Yesterday, Nintendo made a place on the list of Japan's 10 most valuable companies. It's the first time Nintendo has made the cut, alongside such giants as Toyota and Canon. Shares of Nintendo rose 2 percent which puts total valuation at $53 billion. Sony shares dipped and now have a total value of approximately $52 billion.
Sony has seen significant financial trouble in the past year. With the Playstation 3 launch plagued with production problems, a failure to attract the mainstream crowd to its next-gen platform, and a battery recall eating up legal and financial resources, Sony is in the midst of an ongoing struggle.
Nintendo, meanwhile, has surpassed the short-term expectations of most skeptics. Every month since the Wii's debut last November, it has been the top-selling next-gen console. In May, for the first time, Wii unit sales were more than the PS3 and Xbox 360 combined. Wii and DS games have also dominated top 10 games lists every month so far this year.

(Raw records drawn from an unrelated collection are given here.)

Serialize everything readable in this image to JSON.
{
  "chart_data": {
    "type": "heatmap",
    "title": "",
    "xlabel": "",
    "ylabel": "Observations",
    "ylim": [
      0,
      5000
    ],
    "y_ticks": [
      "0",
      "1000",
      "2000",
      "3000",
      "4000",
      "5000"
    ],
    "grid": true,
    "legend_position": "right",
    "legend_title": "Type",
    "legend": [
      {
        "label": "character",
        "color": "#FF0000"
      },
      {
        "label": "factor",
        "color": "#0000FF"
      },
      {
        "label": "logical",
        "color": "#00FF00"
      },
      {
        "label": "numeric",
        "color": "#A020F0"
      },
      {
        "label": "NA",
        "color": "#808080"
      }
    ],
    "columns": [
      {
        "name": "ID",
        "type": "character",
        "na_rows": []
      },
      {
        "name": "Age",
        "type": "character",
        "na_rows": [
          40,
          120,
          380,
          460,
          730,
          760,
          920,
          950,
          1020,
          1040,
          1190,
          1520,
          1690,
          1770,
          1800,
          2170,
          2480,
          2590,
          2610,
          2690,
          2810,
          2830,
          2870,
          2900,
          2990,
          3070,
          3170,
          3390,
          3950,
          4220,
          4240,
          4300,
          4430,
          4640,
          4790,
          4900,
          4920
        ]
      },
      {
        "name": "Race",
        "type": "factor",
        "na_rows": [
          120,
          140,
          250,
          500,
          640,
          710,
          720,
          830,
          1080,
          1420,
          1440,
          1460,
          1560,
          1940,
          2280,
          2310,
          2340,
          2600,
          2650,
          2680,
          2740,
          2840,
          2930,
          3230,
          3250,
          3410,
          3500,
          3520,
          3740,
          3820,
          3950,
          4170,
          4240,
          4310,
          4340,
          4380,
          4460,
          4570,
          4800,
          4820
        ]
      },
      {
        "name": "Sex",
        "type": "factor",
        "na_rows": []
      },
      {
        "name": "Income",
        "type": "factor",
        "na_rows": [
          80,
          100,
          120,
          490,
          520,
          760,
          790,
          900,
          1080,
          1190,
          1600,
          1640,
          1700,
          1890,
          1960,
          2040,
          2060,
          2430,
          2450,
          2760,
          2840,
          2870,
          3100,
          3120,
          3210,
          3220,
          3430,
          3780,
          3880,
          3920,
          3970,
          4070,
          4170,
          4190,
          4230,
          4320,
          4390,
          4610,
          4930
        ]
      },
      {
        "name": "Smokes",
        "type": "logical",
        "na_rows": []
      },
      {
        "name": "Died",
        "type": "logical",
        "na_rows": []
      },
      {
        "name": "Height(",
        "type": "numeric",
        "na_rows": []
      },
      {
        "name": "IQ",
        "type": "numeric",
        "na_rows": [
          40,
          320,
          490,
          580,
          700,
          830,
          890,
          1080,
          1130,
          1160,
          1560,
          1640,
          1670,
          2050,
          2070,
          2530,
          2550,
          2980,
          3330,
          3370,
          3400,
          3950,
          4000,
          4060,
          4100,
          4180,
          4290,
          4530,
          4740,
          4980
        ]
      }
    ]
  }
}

With the full console cycle not even a year underway yet, it's still early for Sony. With the upcoming introduction of the PS3's online community Home and more time for developers to become familiar with the console, Sony says it can come back into the foreground like it was with the PS2. However, that also gives time for Microsoft and Nintendo to gain ground on Sony. Though the buzz has moved aside for the newer entrants, Microsoft's Xbox 360 continues to sell well, claiming over 154,000 units last month.